Last month, a teenage girl died of an apparent overdose at a Los Angeles high school and authorities are investigating three other possible overdoses of teens in the area. Investigators believe the drugs were purchased at a nearby park and are investigating whether the pills were laced with fentanyl – an increasingly common practice that has inspired the message, “One Pill Can Kill”.
In August 2022, the DEA and law enforcement partners seized brightly-colored fentanyl and fentanyl pills in 18 states. Dubbed “rainbow fentanyl”, this trend appears to be a new method used by drug cartels to sell highly addictive and potentially deadly fentanyl made to look like candy to children and young people.
Brightly-colored fentanyl is being seized in multiple forms, including pills, powder, and blocks that resemble sidewalk chalk. Despite claims that certain colors may be more potent than others, there is no indication through DEA testing that this is the case. Every color, shape, and size of fentanyl should be considered extremely dangerous.

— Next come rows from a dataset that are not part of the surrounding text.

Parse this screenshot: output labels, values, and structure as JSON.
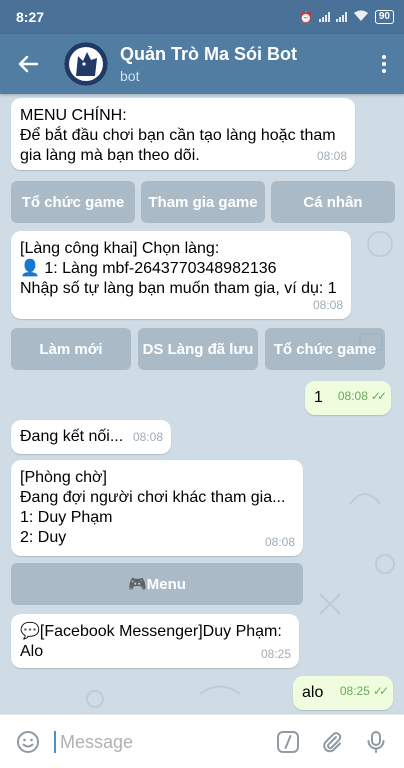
{
  "status_bar": {
    "time": "8:27",
    "battery": "90"
  },
  "header": {
    "title": "Quản Trò Ma Sói Bot",
    "subtitle": "bot"
  },
  "messages": [
    {
      "lines": [
        "MENU CHÍNH:",
        "Để bắt đầu chơi bạn cần tạo làng hoặc tham",
        "gia làng mà bạn theo dõi."
      ],
      "time": "08:08"
    },
    {
      "lines": [
        "[Làng công khai] Chọn làng:",
        "👤 1: Làng mbf-2643770348982136",
        "Nhập số tự làng bạn muốn tham gia, ví dụ: 1"
      ],
      "time": "08:08"
    },
    {
      "lines": [
        "1"
      ],
      "time": "08:08"
    },
    {
      "lines": [
        "Đang kết nối..."
      ],
      "time": "08:08"
    },
    {
      "lines": [
        "[Phòng chờ]",
        "Đang đợi người chơi khác tham gia...",
        "1: Duy Phạm",
        "2: Duy"
      ],
      "time": "08:08"
    },
    {
      "lines": [
        "💬[Facebook Messenger]Duy Phạm:",
        "Alo"
      ],
      "time": "08:25"
    },
    {
      "lines": [
        "alo"
      ],
      "time": "08:25"
    }
  ],
  "keyboard_row1": [
    "Tổ chức game",
    "Tham gia game",
    "Cá nhân"
  ],
  "keyboard_row2": [
    "Làm mới",
    "DS Làng đã lưu",
    "Tổ chức game"
  ],
  "keyboard_row3": [
    "🎮Menu"
  ],
  "input": {
    "placeholder": "Message"
  },
  "colors": {
    "header": "#517da2",
    "status_bar": "#4a7299",
    "outgoing_bubble": "#effdde",
    "chat_background": "#cfdbe5"
  },
  "icons": [
    "back-arrow-icon",
    "wolf-avatar",
    "more-vert-icon",
    "emoji-icon",
    "slash-command-icon",
    "paperclip-icon",
    "microphone-icon",
    "double-check-icon"
  ]
}
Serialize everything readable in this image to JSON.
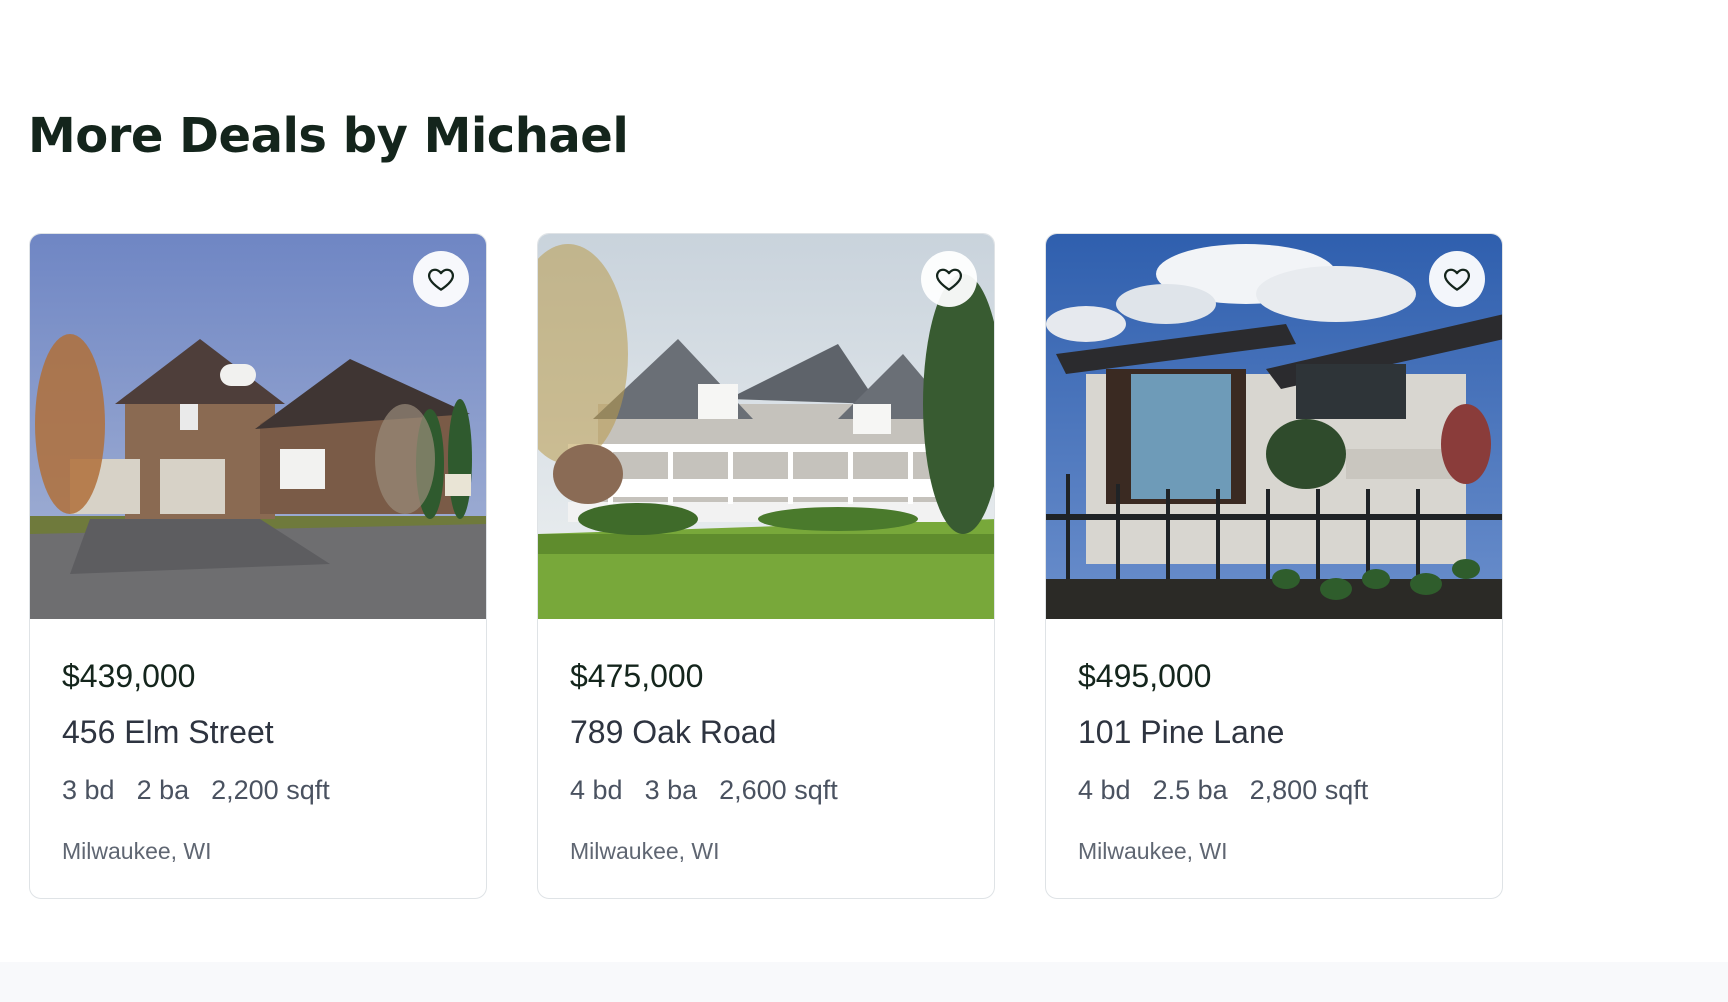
{
  "section": {
    "title": "More Deals by Michael"
  },
  "listings": [
    {
      "price": "$439,000",
      "address": "456 Elm Street",
      "beds": "3 bd",
      "baths": "2 ba",
      "sqft": "2,200 sqft",
      "location": "Milwaukee, WI",
      "favorite_icon": "heart-outline-icon"
    },
    {
      "price": "$475,000",
      "address": "789 Oak Road",
      "beds": "4 bd",
      "baths": "3 ba",
      "sqft": "2,600 sqft",
      "location": "Milwaukee, WI",
      "favorite_icon": "heart-outline-icon"
    },
    {
      "price": "$495,000",
      "address": "101 Pine Lane",
      "beds": "4 bd",
      "baths": "2.5 ba",
      "sqft": "2,800 sqft",
      "location": "Milwaukee, WI",
      "favorite_icon": "heart-outline-icon"
    }
  ],
  "colors": {
    "heading": "#14251c",
    "card_border": "#dfe3e6",
    "muted_text": "#5f6672",
    "footer_band": "#f8f9fb"
  }
}
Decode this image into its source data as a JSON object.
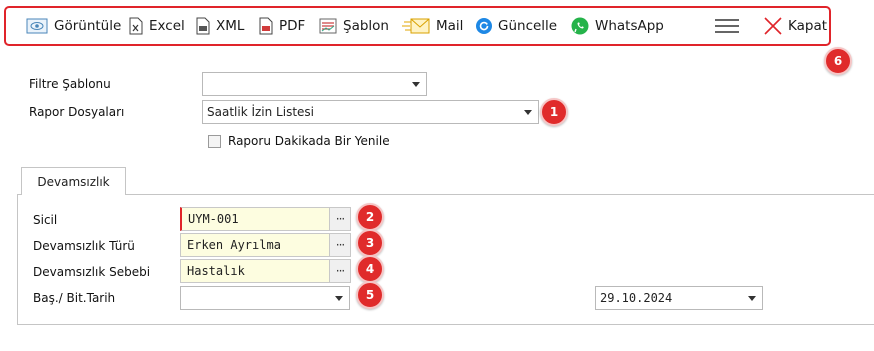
{
  "toolbar": {
    "items": [
      {
        "label": "Görüntüle",
        "icon": "view-icon"
      },
      {
        "label": "Excel",
        "icon": "excel-icon"
      },
      {
        "label": "XML",
        "icon": "xml-icon"
      },
      {
        "label": "PDF",
        "icon": "pdf-icon"
      },
      {
        "label": "Şablon",
        "icon": "template-icon"
      },
      {
        "label": "Mail",
        "icon": "mail-icon"
      },
      {
        "label": "Güncelle",
        "icon": "refresh-icon"
      },
      {
        "label": "WhatsApp",
        "icon": "whatsapp-icon"
      },
      {
        "label": "",
        "icon": "hamburger-menu-icon"
      },
      {
        "label": "Kapat",
        "icon": "close-icon"
      }
    ]
  },
  "filters": {
    "template_label": "Filtre Şablonu",
    "template_value": "",
    "report_label": "Rapor Dosyaları",
    "report_value": "Saatlik İzin Listesi",
    "refresh_checkbox_label": "Raporu Dakikada Bir Yenile",
    "refresh_checked": false
  },
  "tab": {
    "label": "Devamsızlık"
  },
  "form": {
    "sicil_label": "Sicil",
    "sicil_value": "UYM-001",
    "type_label": "Devamsızlık Türü",
    "type_value": "Erken Ayrılma",
    "reason_label": "Devamsızlık Sebebi",
    "reason_value": "Hastalık",
    "date_label": "Baş./ Bit.Tarih",
    "start_date": "",
    "end_date": "29.10.2024",
    "lookup_button": "···"
  },
  "badges": [
    "1",
    "2",
    "3",
    "4",
    "5",
    "6"
  ],
  "colors": {
    "accent_red": "#e0242a",
    "field_yellow": "#fdfde0",
    "whatsapp_green": "#25b34a",
    "refresh_blue": "#1e88e5"
  }
}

Fentanyl is a synthetic opioid that is 50 times more potent than heroin and 100 times more potent than morphine. Just two milligrams of fentanyl, which is equal to 10-15 grains of table salt, is considered a lethal dose. Without laboratory testing, there is no way to know how much fentanyl is concentrated in a pill or powder.
It’s important to know that fentanyl is the deadliest drug threat facing this country. According to the CDC, 107,622 Americans died of drug overdoses in 2021, with 66% of those deaths related to synthetic opioids like fentanyl. Drug poisonings are now the leading killer of Americans between the ages of 18 and 45. Fentanyl available in the United States is primarily supplied by two criminal drug networks, the Sinaloa Cartel and the Jalisco New Generation Cartel (CJNG).
If you encounter fentanyl in any form, do not handle it and call 911 immediately.